Amandasaurus
Amandasaurus

Reputation: 60699

Store Django Log messages in a database?

Django (the python web framework) uses python's logging system to store logs.

Is there an easy way to store log messages in a database, and then allow admin users to look over them via the web? It's the sort of thing I could write myself, but no point re-inventing the wheel. I don't want to log exceptions, but info/debug/notice type messages that I have added to the code.

Ideally I'd like to be able to store metadata about the log message as it's done (like the remote IP address, user agent, wsgi process id, etc.), and then filter / browse based on that (i.e. show me all log messages from this IP address in the last 24 hours). Has anyone done this?

Upvotes: 22

Views: 21177

Answers (5)

suark_krab
suark_krab

Reputation: 182

Try django-request. I've tried it and it basically just puts the request logs in a table called request_request.

It also includes important information like logged-in user. And it takes three lines of code to integrate (requirements.txt or Pipfile, INSTALLED_APPS and MIDDLEWARE).

Upvotes: 2

Sam Aghamohammdi
Sam Aghamohammdi

Reputation: 359

You can check a good solution that I posted here. You just need a string-connection to connect to your database. For example, if you use a MySQL, the connection-string should be:

# mysqlclient
'mysql+mysqldb://username:password@host:port/database'

or

# PyMySQL
'mysql+pymysql://username:password@host:port/database')

then you can use PhpMyAdmin as a "MySQL web administration tool" to look over the database via web browsers or DataGrip (my preference) to access any database remotely.
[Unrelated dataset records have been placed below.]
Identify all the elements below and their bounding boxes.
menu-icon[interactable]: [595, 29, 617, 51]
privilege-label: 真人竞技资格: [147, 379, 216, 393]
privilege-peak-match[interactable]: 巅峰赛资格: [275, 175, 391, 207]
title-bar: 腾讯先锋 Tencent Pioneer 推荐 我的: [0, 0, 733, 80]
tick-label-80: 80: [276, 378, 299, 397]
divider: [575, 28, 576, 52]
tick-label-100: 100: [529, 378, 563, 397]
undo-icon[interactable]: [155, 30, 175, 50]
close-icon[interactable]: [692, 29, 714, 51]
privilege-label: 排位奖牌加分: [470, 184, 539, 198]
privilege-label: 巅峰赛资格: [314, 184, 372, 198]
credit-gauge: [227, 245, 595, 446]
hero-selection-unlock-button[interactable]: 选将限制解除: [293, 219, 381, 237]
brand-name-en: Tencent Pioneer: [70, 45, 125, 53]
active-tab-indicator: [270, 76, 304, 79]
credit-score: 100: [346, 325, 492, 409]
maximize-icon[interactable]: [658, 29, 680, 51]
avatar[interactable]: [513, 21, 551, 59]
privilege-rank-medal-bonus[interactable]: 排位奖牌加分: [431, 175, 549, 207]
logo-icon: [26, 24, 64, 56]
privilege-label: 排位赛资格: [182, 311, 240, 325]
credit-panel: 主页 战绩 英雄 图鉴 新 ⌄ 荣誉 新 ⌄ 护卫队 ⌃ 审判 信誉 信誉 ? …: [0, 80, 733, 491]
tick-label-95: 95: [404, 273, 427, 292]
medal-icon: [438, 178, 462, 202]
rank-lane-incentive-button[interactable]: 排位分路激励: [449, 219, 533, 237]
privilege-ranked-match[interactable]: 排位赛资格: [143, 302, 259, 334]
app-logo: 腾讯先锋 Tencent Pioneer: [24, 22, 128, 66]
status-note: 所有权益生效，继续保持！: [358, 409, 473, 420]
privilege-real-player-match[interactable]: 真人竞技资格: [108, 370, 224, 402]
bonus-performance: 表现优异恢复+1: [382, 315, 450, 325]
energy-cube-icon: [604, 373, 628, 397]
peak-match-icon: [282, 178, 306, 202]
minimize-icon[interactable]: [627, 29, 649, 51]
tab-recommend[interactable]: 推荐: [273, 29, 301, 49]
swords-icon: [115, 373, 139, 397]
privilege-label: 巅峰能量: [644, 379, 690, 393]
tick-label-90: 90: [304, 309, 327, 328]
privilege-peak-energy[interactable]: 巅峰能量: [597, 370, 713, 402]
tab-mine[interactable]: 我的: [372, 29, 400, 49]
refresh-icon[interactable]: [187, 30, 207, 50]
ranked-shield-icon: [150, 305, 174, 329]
for using the handler in Django you just need to add the handler class to the LOGGING variable of setting.py as follow:

level = 'INFO' if DEBUG else 'WARNING'  # I prefer INFO in debugging mode and WARNING in production
handler = ['log_db_handler', ]  # In production I rarely check the server to see console logs
if DEBUG:
    handler.append('console')

LOGGING = {'version': 1,
           'disable_existing_loggers': False,

           'formatters': {'verbose': {'format': '{levelname} {message}',  # {asctime} {module} {process:d} {thread:d}
                                      'style': '{', }, },

           'handlers': {'log_db_handler': {'level': level,
                                           'class': 'db_logger.handlers.DBHandler',
                                           'formatter': 'verbose', },
                        'console': {'class': 'logging.StreamHandler', }},

           'loggers': {'db_log': {'handlers': handler,
                                  'level': level,
                                  'propagate': False, },
                       'django': {'handlers': handler,
                                  'level': level,
                                  'propagate': True, },
                       'django.request': {'handlers': handler,
                                          'level': level,
                                          'propagate': True, }}}

Pay attention that the 'db_logger.handlers.DBHandler' points to the handler class.

Upvotes: 0

Khachatur
Khachatur

Reputation: 989

check django-db-logger

it takes less than a minute to integrate

https://github.com/CiCiUi/django-db-logger

Upvotes: 6

Chris Pratt
Chris Pratt

Reputation: 239270

Just use Sentry. Raven, the Django piece of the functionality hooks into the logging framework, so in addition to collecting errors from your app, any custom log messages should show up as well.

Upvotes: 14

Wtower
Wtower

Reputation: 19902

Apart from the obvious choice of Sentry, for the sake of exercise, there is a nice blog article titled "Creating custom log handler that logs to database models in django" in the "James Lin Blog", which briefly explains how to do this using a second database, with code samples.

The code is adapted from the standard Python RotatingFileHandler:

...The RotatingFileHandler allows you to specify which file to write to and rotate files, therefore my DBHandler should also allow you to specify which model to insert to and specify expiry in settings, and best of all, on a standalone app.

This could also be easily adapted for using a single db.